Opioids are a class of drugs that are commonly prescribed for pain relief. They are the product of the opium poppy plant, typically grown in South America and Asia.
A growing body of research shows that opioid drugs may lead to blood clots in the body that may result in potentially life-threatening issues such as heart attack and stroke.
Here you will learn more about:
- how blood clots form and why they’re dangerous
- the effects of opioid painkillers and illicit heroin on the cardiovascular system
- signs and symptoms of a blood clot
- treatment programs for opioid use disorder (OUD)
What Is A Blood Clot?
Blood clots are a normal and essential function of the body. When they form abnormally, however, they can lead to potentially harmful or deadly conditions.
How Blood Clots Form
Blood clots form when a collection of cells, platelets, and proteins in the blood stick together to form a mass. Blood clots commonly form in the body to help stop bleeding when you get hurt.
When the injury stops bleeding, most blood clots are broken down. Sometimes, however, the clot will not get fully broken down or will form in an abnormal area where there’s no injury, leading to serious health problems.
Why Blood Clots Are Dangerous
When blood clots don’t break down as they should, they will move through the blood until they get stuck in a narrow passage in an artery. When a clot gets stuck like this, it’s called an embolus.
An embolus becomes extremely dangerous when it gets stuck in a cerebral or coronary artery, or when they become lodged in other organs like the kidneys and lungs because it will cut off the oxygen supply to vital organs.
How Opioid Use Affects The Cardiovascular System
Legal opiate medications such as oxycodone (OxyContin), hydrocodone (Vicodin), morphine, and the synthetic opioid fentanyl are powerful tools to stop chronic pain or acute pain after surgery.
When opioid drugs are responsibly prescribed, the clinician will closely monitor the effects they are having on the body, reducing the risk of blood clots or other adverse reactions.
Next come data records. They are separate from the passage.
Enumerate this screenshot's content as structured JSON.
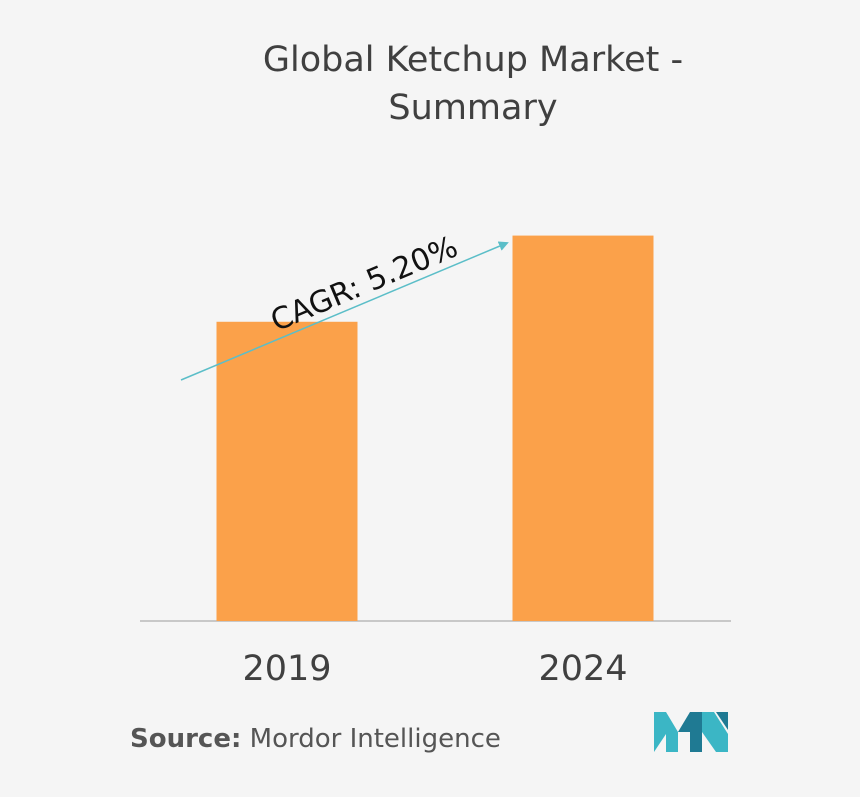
{
  "title": {
    "line1": "Global Ketchup Market -",
    "line2": "Summary"
  },
  "chart_data": {
    "type": "bar",
    "categories": [
      "2019",
      "2024"
    ],
    "values": [
      1.0,
      1.288
    ],
    "ylim": [
      0,
      1.3
    ],
    "title": "Global Ketchup Market - Summary",
    "annotation": "CAGR: 5.20%",
    "bar_color": "#fba14a",
    "arrow_color": "#5bbec8",
    "axis_color": "#c8c8c8",
    "grid": false
  },
  "source": {
    "label": "Source:",
    "text": "Mordor Intelligence"
  },
  "logo": {
    "icon": "mordor-intelligence-logo-icon",
    "colors": [
      "#3bb6c5",
      "#1f7a93"
    ]
  }
}
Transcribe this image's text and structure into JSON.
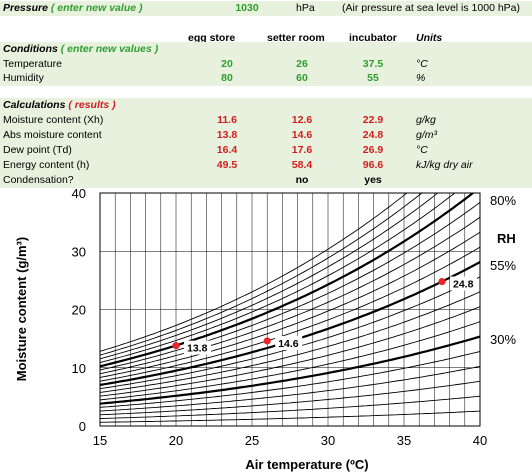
{
  "pressure": {
    "label_main": "Pressure",
    "label_hint": "( enter new value )",
    "value": "1030",
    "unit": "hPa",
    "note": "(Air pressure at sea level is 1000 hPa)"
  },
  "conditions": {
    "title_main": "Conditions",
    "title_hint": "( enter new values )",
    "columns": [
      "egg store",
      "setter room",
      "incubator"
    ],
    "units_header": "Units",
    "rows": [
      {
        "label": "Temperature",
        "values": [
          "20",
          "26",
          "37.5"
        ],
        "unit": "°C"
      },
      {
        "label": "Humidity",
        "values": [
          "80",
          "60",
          "55"
        ],
        "unit": "%"
      }
    ]
  },
  "calculations": {
    "title_main": "Calculations",
    "title_hint": "( results )",
    "rows": [
      {
        "label": "Moisture content (Xh)",
        "values": [
          "11.6",
          "12.6",
          "22.9"
        ],
        "unit": "g/kg"
      },
      {
        "label": "Abs moisture content",
        "values": [
          "13.8",
          "14.6",
          "24.8"
        ],
        "unit": "g/m³"
      },
      {
        "label": "Dew point (Td)",
        "values": [
          "16.4",
          "17.6",
          "26.9"
        ],
        "unit": "°C"
      },
      {
        "label": "Energy content (h)",
        "values": [
          "49.5",
          "58.4",
          "96.6"
        ],
        "unit": "kJ/kg dry air"
      }
    ],
    "condensation": {
      "label": "Condensation?",
      "values": [
        "",
        "no",
        "yes"
      ]
    }
  },
  "chart_data": {
    "type": "line",
    "xlabel": "Air temperature (ºC)",
    "ylabel": "Moisture content (g/m³)",
    "xlim": [
      15,
      40
    ],
    "ylim": [
      0,
      40
    ],
    "xticks": [
      15,
      20,
      25,
      30,
      35,
      40
    ],
    "yticks": [
      0,
      10,
      20,
      30,
      40
    ],
    "grid": true,
    "rh_label": "RH",
    "rh_curve_labels": [
      {
        "text": "80%",
        "rh": 80
      },
      {
        "text": "55%",
        "rh": 55
      },
      {
        "text": "30%",
        "rh": 30
      }
    ],
    "rh_curves": [
      5,
      10,
      15,
      20,
      25,
      30,
      35,
      40,
      45,
      50,
      55,
      60,
      65,
      70,
      75,
      80,
      85,
      90,
      95,
      100
    ],
    "bold_curves": [
      30,
      55,
      80
    ],
    "points": [
      {
        "x": 20,
        "y": 13.8,
        "label": "13.8"
      },
      {
        "x": 26,
        "y": 14.6,
        "label": "14.6"
      },
      {
        "x": 37.5,
        "y": 24.8,
        "label": "24.8"
      }
    ],
    "point_color": "#e8262a"
  }
}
People who use illicit opioids such as heroin are at a much higher risk for damage to the cardiovascular system. Blood vessels may become clogged due to substances in heroin not dissolving properly.
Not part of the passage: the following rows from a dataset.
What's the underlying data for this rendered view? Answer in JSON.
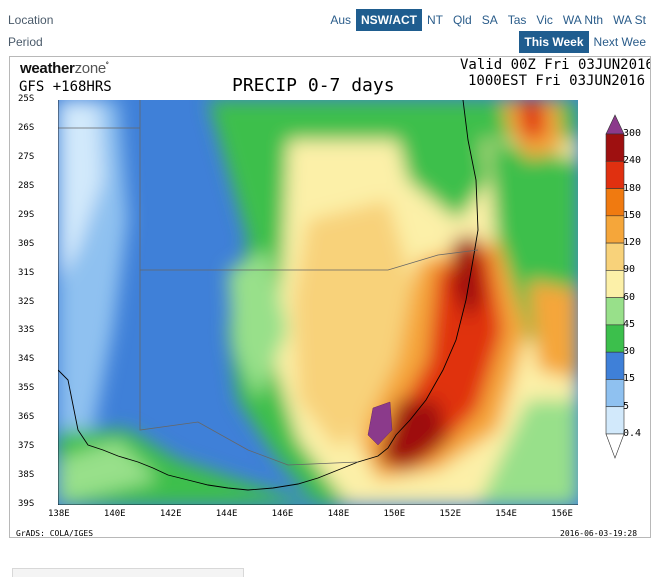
{
  "location": {
    "label": "Location",
    "tabs": [
      {
        "label": "Aus",
        "active": false
      },
      {
        "label": "NSW/ACT",
        "active": true
      },
      {
        "label": "NT",
        "active": false
      },
      {
        "label": "Qld",
        "active": false
      },
      {
        "label": "SA",
        "active": false
      },
      {
        "label": "Tas",
        "active": false
      },
      {
        "label": "Vic",
        "active": false
      },
      {
        "label": "WA Nth",
        "active": false
      },
      {
        "label": "WA St",
        "active": false
      }
    ]
  },
  "period": {
    "label": "Period",
    "tabs": [
      {
        "label": "This Week",
        "active": true
      },
      {
        "label": "Next Wee",
        "active": false
      }
    ]
  },
  "map": {
    "logo_main": "weather",
    "logo_accent": "zone",
    "model": "GFS +168HRS",
    "title": "PRECIP 0-7 days",
    "valid_line1": "Valid 00Z Fri 03JUN2016",
    "valid_line2": "1000EST Fri 03JUN2016",
    "lat_labels": [
      "25S",
      "26S",
      "27S",
      "28S",
      "29S",
      "30S",
      "31S",
      "32S",
      "33S",
      "34S",
      "35S",
      "36S",
      "37S",
      "38S",
      "39S"
    ],
    "lon_labels": [
      "138E",
      "140E",
      "142E",
      "144E",
      "146E",
      "148E",
      "150E",
      "152E",
      "154E",
      "156E"
    ],
    "credit": "GrADS: COLA/IGES",
    "timestamp": "2016-06-03-19:28",
    "legend_levels": [
      "300",
      "240",
      "180",
      "150",
      "120",
      "90",
      "60",
      "45",
      "30",
      "15",
      "5",
      "0.4"
    ],
    "legend_colors": [
      "#8b3a8b",
      "#9e1010",
      "#e03010",
      "#f07a10",
      "#f5a63a",
      "#f8d27a",
      "#fcf0a8",
      "#98e08a",
      "#3cbf4c",
      "#3f80d8",
      "#8fc1f0",
      "#d2e9fb",
      "#ffffff"
    ]
  }
}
The American Heart Association (AHA) has found that people who use opioids even at a low dose are 34 percent more likely to develop Atrial Fibrillation, also known as AFib.
AFib occurs when the heartbeats in the upper and lower chambers of the heart are out of sync, and as a result, the blood doesn’t move evenly to the arteries. Blood clots can form and enter an artery that leads to the brain, causing a stroke.
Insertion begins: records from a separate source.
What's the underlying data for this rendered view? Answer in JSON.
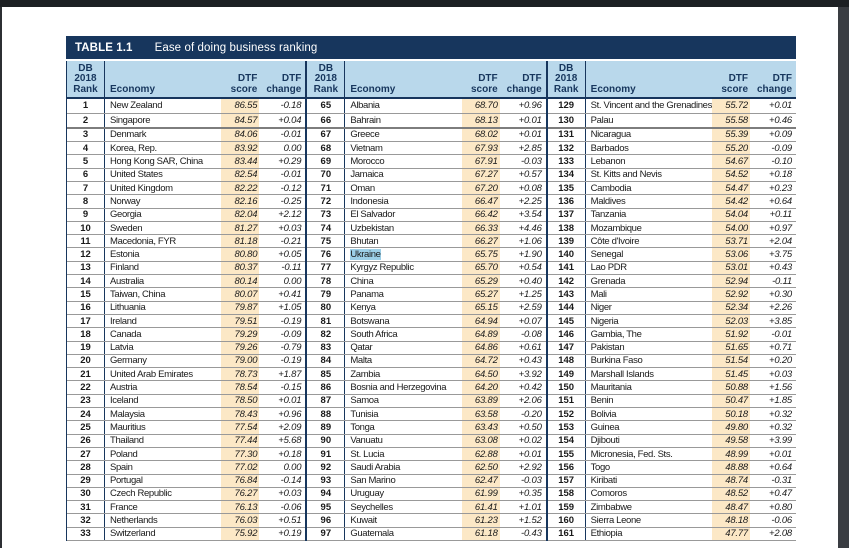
{
  "colors": {
    "accent_navy": "#17365d",
    "header_blue": "#b9d8eb",
    "score_column_highlight": "#fce8c6",
    "search_highlight_blue": "#9ccfe7",
    "viewer_edge_dark": "#3a3d42"
  },
  "table": {
    "title_label": "TABLE 1.1",
    "title_text": "Ease of doing business ranking",
    "highlighted_economy": "Ukraine",
    "columns": {
      "rank_l1": "DB",
      "rank_l2": "2018",
      "rank_l3": "Rank",
      "economy": "Economy",
      "score_l1": "DTF",
      "score_l2": "score",
      "change_l1": "DTF",
      "change_l2": "change"
    },
    "groups": [
      {
        "rows": [
          {
            "rank": "1",
            "economy": "New Zealand",
            "score": "86.55",
            "change": "-0.18"
          },
          {
            "rank": "2",
            "economy": "Singapore",
            "score": "84.57",
            "change": "+0.04"
          },
          {
            "rank": "3",
            "economy": "Denmark",
            "score": "84.06",
            "change": "-0.01"
          },
          {
            "rank": "4",
            "economy": "Korea, Rep.",
            "score": "83.92",
            "change": "0.00"
          },
          {
            "rank": "5",
            "economy": "Hong Kong SAR, China",
            "score": "83.44",
            "change": "+0.29"
          },
          {
            "rank": "6",
            "economy": "United States",
            "score": "82.54",
            "change": "-0.01"
          },
          {
            "rank": "7",
            "economy": "United Kingdom",
            "score": "82.22",
            "change": "-0.12"
          },
          {
            "rank": "8",
            "economy": "Norway",
            "score": "82.16",
            "change": "-0.25"
          },
          {
            "rank": "9",
            "economy": "Georgia",
            "score": "82.04",
            "change": "+2.12"
          },
          {
            "rank": "10",
            "economy": "Sweden",
            "score": "81.27",
            "change": "+0.03"
          },
          {
            "rank": "11",
            "economy": "Macedonia, FYR",
            "score": "81.18",
            "change": "-0.21"
          },
          {
            "rank": "12",
            "economy": "Estonia",
            "score": "80.80",
            "change": "+0.05"
          },
          {
            "rank": "13",
            "economy": "Finland",
            "score": "80.37",
            "change": "-0.11"
          },
          {
            "rank": "14",
            "economy": "Australia",
            "score": "80.14",
            "change": "0.00"
          },
          {
            "rank": "15",
            "economy": "Taiwan, China",
            "score": "80.07",
            "change": "+0.41"
          },
          {
            "rank": "16",
            "economy": "Lithuania",
            "score": "79.87",
            "change": "+1.05"
          },
          {
            "rank": "17",
            "economy": "Ireland",
            "score": "79.51",
            "change": "-0.19"
          },
          {
            "rank": "18",
            "economy": "Canada",
            "score": "79.29",
            "change": "-0.09"
          },
          {
            "rank": "19",
            "economy": "Latvia",
            "score": "79.26",
            "change": "-0.79"
          },
          {
            "rank": "20",
            "economy": "Germany",
            "score": "79.00",
            "change": "-0.19"
          },
          {
            "rank": "21",
            "economy": "United Arab Emirates",
            "score": "78.73",
            "change": "+1.87"
          },
          {
            "rank": "22",
            "economy": "Austria",
            "score": "78.54",
            "change": "-0.15"
          },
          {
            "rank": "23",
            "economy": "Iceland",
            "score": "78.50",
            "change": "+0.01"
          },
          {
            "rank": "24",
            "economy": "Malaysia",
            "score": "78.43",
            "change": "+0.96"
          },
          {
            "rank": "25",
            "economy": "Mauritius",
            "score": "77.54",
            "change": "+2.09"
          },
          {
            "rank": "26",
            "economy": "Thailand",
            "score": "77.44",
            "change": "+5.68"
          },
          {
            "rank": "27",
            "economy": "Poland",
            "score": "77.30",
            "change": "+0.18"
          },
          {
            "rank": "28",
            "economy": "Spain",
            "score": "77.02",
            "change": "0.00"
          },
          {
            "rank": "29",
            "economy": "Portugal",
            "score": "76.84",
            "change": "-0.14"
          },
          {
            "rank": "30",
            "economy": "Czech Republic",
            "score": "76.27",
            "change": "+0.03"
          },
          {
            "rank": "31",
            "economy": "France",
            "score": "76.13",
            "change": "-0.06"
          },
          {
            "rank": "32",
            "economy": "Netherlands",
            "score": "76.03",
            "change": "+0.51"
          },
          {
            "rank": "33",
            "economy": "Switzerland",
            "score": "75.92",
            "change": "+0.19"
          }
        ]
      },
      {
        "rows": [
          {
            "rank": "65",
            "economy": "Albania",
            "score": "68.70",
            "change": "+0.96"
          },
          {
            "rank": "66",
            "economy": "Bahrain",
            "score": "68.13",
            "change": "+0.01"
          },
          {
            "rank": "67",
            "economy": "Greece",
            "score": "68.02",
            "change": "+0.01"
          },
          {
            "rank": "68",
            "economy": "Vietnam",
            "score": "67.93",
            "change": "+2.85"
          },
          {
            "rank": "69",
            "economy": "Morocco",
            "score": "67.91",
            "change": "-0.03"
          },
          {
            "rank": "70",
            "economy": "Jamaica",
            "score": "67.27",
            "change": "+0.57"
          },
          {
            "rank": "71",
            "economy": "Oman",
            "score": "67.20",
            "change": "+0.08"
          },
          {
            "rank": "72",
            "economy": "Indonesia",
            "score": "66.47",
            "change": "+2.25"
          },
          {
            "rank": "73",
            "economy": "El Salvador",
            "score": "66.42",
            "change": "+3.54"
          },
          {
            "rank": "74",
            "economy": "Uzbekistan",
            "score": "66.33",
            "change": "+4.46"
          },
          {
            "rank": "75",
            "economy": "Bhutan",
            "score": "66.27",
            "change": "+1.06"
          },
          {
            "rank": "76",
            "economy": "Ukraine",
            "score": "65.75",
            "change": "+1.90"
          },
          {
            "rank": "77",
            "economy": "Kyrgyz Republic",
            "score": "65.70",
            "change": "+0.54"
          },
          {
            "rank": "78",
            "economy": "China",
            "score": "65.29",
            "change": "+0.40"
          },
          {
            "rank": "79",
            "economy": "Panama",
            "score": "65.27",
            "change": "+1.25"
          },
          {
            "rank": "80",
            "economy": "Kenya",
            "score": "65.15",
            "change": "+2.59"
          },
          {
            "rank": "81",
            "economy": "Botswana",
            "score": "64.94",
            "change": "+0.07"
          },
          {
            "rank": "82",
            "economy": "South Africa",
            "score": "64.89",
            "change": "-0.08"
          },
          {
            "rank": "83",
            "economy": "Qatar",
            "score": "64.86",
            "change": "+0.61"
          },
          {
            "rank": "84",
            "economy": "Malta",
            "score": "64.72",
            "change": "+0.43"
          },
          {
            "rank": "85",
            "economy": "Zambia",
            "score": "64.50",
            "change": "+3.92"
          },
          {
            "rank": "86",
            "economy": "Bosnia and Herzegovina",
            "score": "64.20",
            "change": "+0.42"
          },
          {
            "rank": "87",
            "economy": "Samoa",
            "score": "63.89",
            "change": "+2.06"
          },
          {
            "rank": "88",
            "economy": "Tunisia",
            "score": "63.58",
            "change": "-0.20"
          },
          {
            "rank": "89",
            "economy": "Tonga",
            "score": "63.43",
            "change": "+0.50"
          },
          {
            "rank": "90",
            "economy": "Vanuatu",
            "score": "63.08",
            "change": "+0.02"
          },
          {
            "rank": "91",
            "economy": "St. Lucia",
            "score": "62.88",
            "change": "+0.01"
          },
          {
            "rank": "92",
            "economy": "Saudi Arabia",
            "score": "62.50",
            "change": "+2.92"
          },
          {
            "rank": "93",
            "economy": "San Marino",
            "score": "62.47",
            "change": "-0.03"
          },
          {
            "rank": "94",
            "economy": "Uruguay",
            "score": "61.99",
            "change": "+0.35"
          },
          {
            "rank": "95",
            "economy": "Seychelles",
            "score": "61.41",
            "change": "+1.01"
          },
          {
            "rank": "96",
            "economy": "Kuwait",
            "score": "61.23",
            "change": "+1.52"
          },
          {
            "rank": "97",
            "economy": "Guatemala",
            "score": "61.18",
            "change": "-0.43"
          }
        ]
      },
      {
        "rows": [
          {
            "rank": "129",
            "economy": "St. Vincent and the Grenadines",
            "score": "55.72",
            "change": "+0.01"
          },
          {
            "rank": "130",
            "economy": "Palau",
            "score": "55.58",
            "change": "+0.46"
          },
          {
            "rank": "131",
            "economy": "Nicaragua",
            "score": "55.39",
            "change": "+0.09"
          },
          {
            "rank": "132",
            "economy": "Barbados",
            "score": "55.20",
            "change": "-0.09"
          },
          {
            "rank": "133",
            "economy": "Lebanon",
            "score": "54.67",
            "change": "-0.10"
          },
          {
            "rank": "134",
            "economy": "St. Kitts and Nevis",
            "score": "54.52",
            "change": "+0.18"
          },
          {
            "rank": "135",
            "economy": "Cambodia",
            "score": "54.47",
            "change": "+0.23"
          },
          {
            "rank": "136",
            "economy": "Maldives",
            "score": "54.42",
            "change": "+0.64"
          },
          {
            "rank": "137",
            "economy": "Tanzania",
            "score": "54.04",
            "change": "+0.11"
          },
          {
            "rank": "138",
            "economy": "Mozambique",
            "score": "54.00",
            "change": "+0.97"
          },
          {
            "rank": "139",
            "economy": "Côte d'Ivoire",
            "score": "53.71",
            "change": "+2.04"
          },
          {
            "rank": "140",
            "economy": "Senegal",
            "score": "53.06",
            "change": "+3.75"
          },
          {
            "rank": "141",
            "economy": "Lao PDR",
            "score": "53.01",
            "change": "+0.43"
          },
          {
            "rank": "142",
            "economy": "Grenada",
            "score": "52.94",
            "change": "-0.11"
          },
          {
            "rank": "143",
            "economy": "Mali",
            "score": "52.92",
            "change": "+0.30"
          },
          {
            "rank": "144",
            "economy": "Niger",
            "score": "52.34",
            "change": "+2.26"
          },
          {
            "rank": "145",
            "economy": "Nigeria",
            "score": "52.03",
            "change": "+3.85"
          },
          {
            "rank": "146",
            "economy": "Gambia, The",
            "score": "51.92",
            "change": "-0.01"
          },
          {
            "rank": "147",
            "economy": "Pakistan",
            "score": "51.65",
            "change": "+0.71"
          },
          {
            "rank": "148",
            "economy": "Burkina Faso",
            "score": "51.54",
            "change": "+0.20"
          },
          {
            "rank": "149",
            "economy": "Marshall Islands",
            "score": "51.45",
            "change": "+0.03"
          },
          {
            "rank": "150",
            "economy": "Mauritania",
            "score": "50.88",
            "change": "+1.56"
          },
          {
            "rank": "151",
            "economy": "Benin",
            "score": "50.47",
            "change": "+1.85"
          },
          {
            "rank": "152",
            "economy": "Bolivia",
            "score": "50.18",
            "change": "+0.32"
          },
          {
            "rank": "153",
            "economy": "Guinea",
            "score": "49.80",
            "change": "+0.32"
          },
          {
            "rank": "154",
            "economy": "Djibouti",
            "score": "49.58",
            "change": "+3.99"
          },
          {
            "rank": "155",
            "economy": "Micronesia, Fed. Sts.",
            "score": "48.99",
            "change": "+0.01"
          },
          {
            "rank": "156",
            "economy": "Togo",
            "score": "48.88",
            "change": "+0.64"
          },
          {
            "rank": "157",
            "economy": "Kiribati",
            "score": "48.74",
            "change": "-0.31"
          },
          {
            "rank": "158",
            "economy": "Comoros",
            "score": "48.52",
            "change": "+0.47"
          },
          {
            "rank": "159",
            "economy": "Zimbabwe",
            "score": "48.47",
            "change": "+0.80"
          },
          {
            "rank": "160",
            "economy": "Sierra Leone",
            "score": "48.18",
            "change": "-0.06"
          },
          {
            "rank": "161",
            "economy": "Ethiopia",
            "score": "47.77",
            "change": "+2.08"
          }
        ]
      }
    ]
  }
}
Vein Scarring And Bacterial Infections
People who chronically inject heroin into their veins are at high risk of causing scarring in the veins used for injection, or bacterial infections in the veins and heart valves.
Damaged veins and heart valves may facilitate the growth of blood clots due to blood flow being affected by damaged tissue.
Deep Venous Thrombosis (DVT)
One of the most common places for blood clots to form is in the arteries deep within the leg, also called Deep Venous Thrombosis (DVT) or venous thromboembolism.
Nearly half of people who develop DVT will have no symptoms. If symptoms do show up, they may include leg pain, skin redness, and swelling in the leg.
Pulmonary Embolism (PE)
A pulmonary embolism occurs if a blood clot reaches the lung and causes a blockage. A blockage in the lung will lower the oxygen level in the blood and damage other organs.
Common symptoms associated with PE include shortness of breath, rapid breathing, chest pain, and coughing up blood.
The Signs And Symptoms Of A Blood Clot
Blood clots may appear in multiple places in the body, and the symptoms for them will be dependent on where the clot mass is.
Common symptoms of a blood clot may include:
- abdominal pain, nausea, and vomiting
- drastic changes in blood pressure
- swelling, tenderness, warmth, or pain in the arm or leg
- slurred speech, vision problems, seizures, and headache
- heavy chest pain, shortness of breath, sweating, and other symptoms of a heart attack
It’s important to seek the guidance of a healthcare provider or call the emergency department immediately if you or a loved one are using opioids and experiencing any of the above symptoms.
When discovered early, blood clots may be treated with blood-thinners, anticoagulants, surgical procedures, or blood clot dissolvents called thrombolytic.
Treatment Options For Opioid Addiction
If you or someone you care about is addicted to prescription opioids or uses heroin intravenously, help is available in the form of evidence-based addiction treatment.
Treatment services may include:
- medication-assisted treatment (MAT)
- dual diagnosis treatment for co-occurring mental health disorders
- medically monitored opioid detox
- inpatient treatment programs
- outpatient care
- individual, group, or family counseling
Opioid drug use can put you at a greater risk for blood clots and a host of other health disorders.
Receiving treatment for opioid use disorder will help lower your increased risk and put you on the path to sobriety.